Je vais faire simple.

On appelle graisses saturées des acides gras qui ne comportent aucune double liaison entre les atomes de carbone. A une extrémité, il y a une fonction acide ; donc ce sont des acides, point crucial !
Autre point crucial : les membranes cellulaires riches en acides gras saturés sont plus rigides que celles qui en sont (relativement) pauvres.

Les graisses saturées ont longtemps été vues comme des graisses animales (produits laitiers, viande de porc et de bœuf…), elles sont donc de longue date condamnées par les végétariens.

Elles sont associées à des substances spécifiquement animales, comme le cholestérol et quand on consomme des graisses saturées, on a tendance à augmenter son cholestérol.

Dans l’univers simpliste de la médecine conventionnelle, on fait ainsi l’amalgame entre graisses saturées, graisses animales et cholestérol !

Et comme, dans cette médecine archaïque, le cholestérol est un ennemi de l’humanité, les graisses saturées le sont aussi !

Dans des études épidémiologiques bien conduites, on a montré une association positive entre la quantité de graisses saturées dans l’alimentation et le risque de maladies cardiovasculaires (MCV). Et donc, le cholestérol aussi ; bien que son association avec les MCV soit plus difficile, voire impossible, à démontrer.

Par opposition, les graisses végétales sont pauvres en acides gras saturés et riches en polyinsaturés.

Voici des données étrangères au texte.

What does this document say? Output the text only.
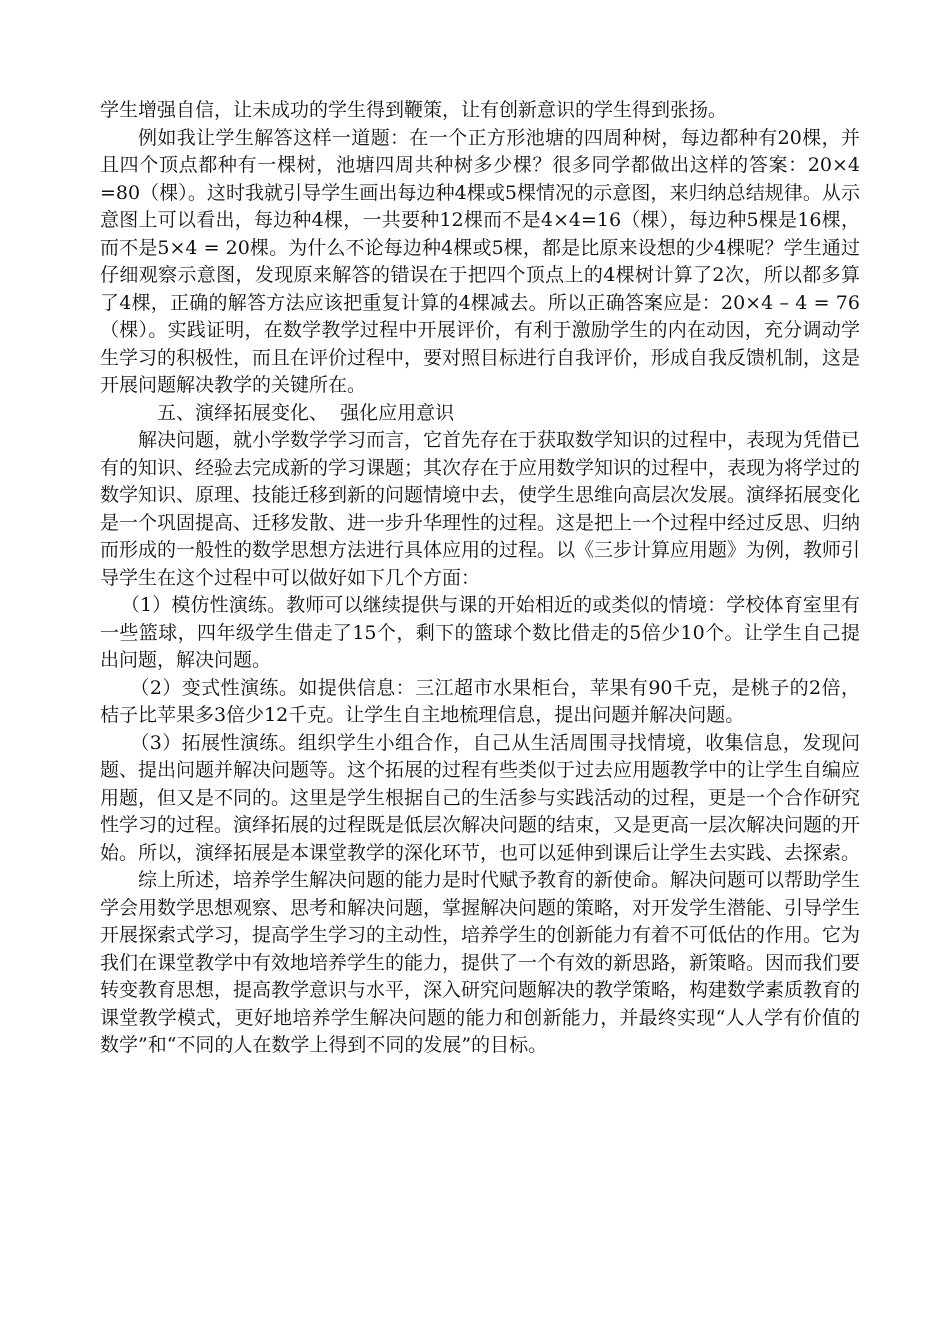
学生增强自信，让未成功的学生得到鞭策，让有创新意识的学生得到张扬。

例如我让学生解答这样一道题：在一个正方形池塘的四周种树，每边都种有20棵，并且四个顶点都种有一棵树，池塘四周共种树多少棵？很多同学都做出这样的答案：20×4 =80（棵）。这时我就引导学生画出每边种4棵或5棵情况的示意图，来归纳总结规律。从示意图上可以看出，每边种4棵，一共要种12棵而不是4×4=16（棵），每边种5棵是16棵，而不是5×4 = 20棵。为什么不论每边种4棵或5棵，都是比原来设想的少4棵呢？学生通过仔细观察示意图，发现原来解答的错误在于把四个顶点上的4棵树计算了2次，所以都多算了4棵，正确的解答方法应该把重复计算的4棵减去。所以正确答案应是：20×4 – 4 = 76（棵）。实践证明，在数学教学过程中开展评价，有利于激励学生的内在动因，充分调动学生学习的积极性，而且在评价过程中，要对照目标进行自我评价，形成自我反馈机制，这是开展问题解决教学的关键所在。

五、演绎拓展变化、  强化应用意识

解决问题，就小学数学学习而言，它首先存在于获取数学知识的过程中，表现为凭借已有的知识、经验去完成新的学习课题；其次存在于应用数学知识的过程中，表现为将学过的数学知识、原理、技能迁移到新的问题情境中去，使学生思维向高层次发展。演绎拓展变化是一个巩固提高、迁移发散、进一步升华理性的过程。这是把上一个过程中经过反思、归纳而形成的一般性的数学思想方法进行具体应用的过程。以《三步计算应用题》为例，教师引导学生在这个过程中可以做好如下几个方面：

（1）模仿性演练。教师可以继续提供与课的开始相近的或类似的情境：学校体育室里有一些篮球，四年级学生借走了15个，剩下的篮球个数比借走的5倍少10个。让学生自己提出问题，解决问题。

（2）变式性演练。如提供信息：三江超市水果柜台，苹果有90千克，是桃子的2倍，桔子比苹果多3倍少12千克。让学生自主地梳理信息，提出问题并解决问题。

（3）拓展性演练。组织学生小组合作，自己从生活周围寻找情境，收集信息，发现问题、提出问题并解决问题等。这个拓展的过程有些类似于过去应用题教学中的让学生自编应用题，但又是不同的。这里是学生根据自己的生活参与实践活动的过程，更是一个合作研究性学习的过程。演绎拓展的过程既是低层次解决问题的结束，又是更高一层次解决问题的开始。所以，演绎拓展是本课堂教学的深化环节，也可以延伸到课后让学生去实践、去探索。

综上所述，培养学生解决问题的能力是时代赋予教育的新使命。解决问题可以帮助学生学会用数学思想观察、思考和解决问题，掌握解决问题的策略，对开发学生潜能、引导学生开展探索式学习，提高学生学习的主动性，培养学生的创新能力有着不可低估的作用。它为我们在课堂教学中有效地培养学生的能力，提供了一个有效的新思路，新策略。因而我们要转变教育思想，提高教学意识与水平，深入研究问题解决的教学策略，构建数学素质教育的课堂教学模式，更好地培养学生解决问题的能力和创新能力，并最终实现“人人学有价值的数学”和“不同的人在数学上得到不同的发展”的目标。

Quand on consomme beaucoup de graisses végétales, à la place des graisses animales, le cholestérol dans le sang semble diminuer. On a essayé de faire croire que dans ce cas, le risque de MCV diminue mais les essais cliniques ont échoué à convaincre et les théories associant « graisses végétales, cholestérol abaissé et faible risque cardiovasculaire » sont aujourd’hui abandonnées.

Une des principales études qui ait contribué à faire rejeter cette théorie est la Lyon Diet Heart Study dans laquelle on montrait [j’en étais le principal investigateur] que l’adoption d’une diète méditerranéenne permettait une diminution de 70% du risque cardiovasculaire sans modifier le niveau de cholestérol dans le sang.
Dans cet essai clinique, nous avions pourtant une diminution très significative des graisses saturées mais sans demander aux patients d’être végétariens.

Cette étude indiquait qu’on pouvait diminuer considérablement le risque cardiovasculaire sans réduction du cholestérol, sans être végétarien et sans augmenter la consommation de graisses végétales polyinsaturées.

A condition de diminuer la consommation de graisses saturées ; et cela dans un contexte de diète méditerranéenne qui est non végétarienne mais riche en huile d’olive !

Il était donc important de dissocier la question des graisses saturées de celle du cholestérol.

Mais beaucoup n’ont pas compris. Puisqu‘on innocentait le cholestérol, ils pensaient que par la même occasion on innocentait les graisses saturées et que l’important était d’éviter les graisses saturées animales.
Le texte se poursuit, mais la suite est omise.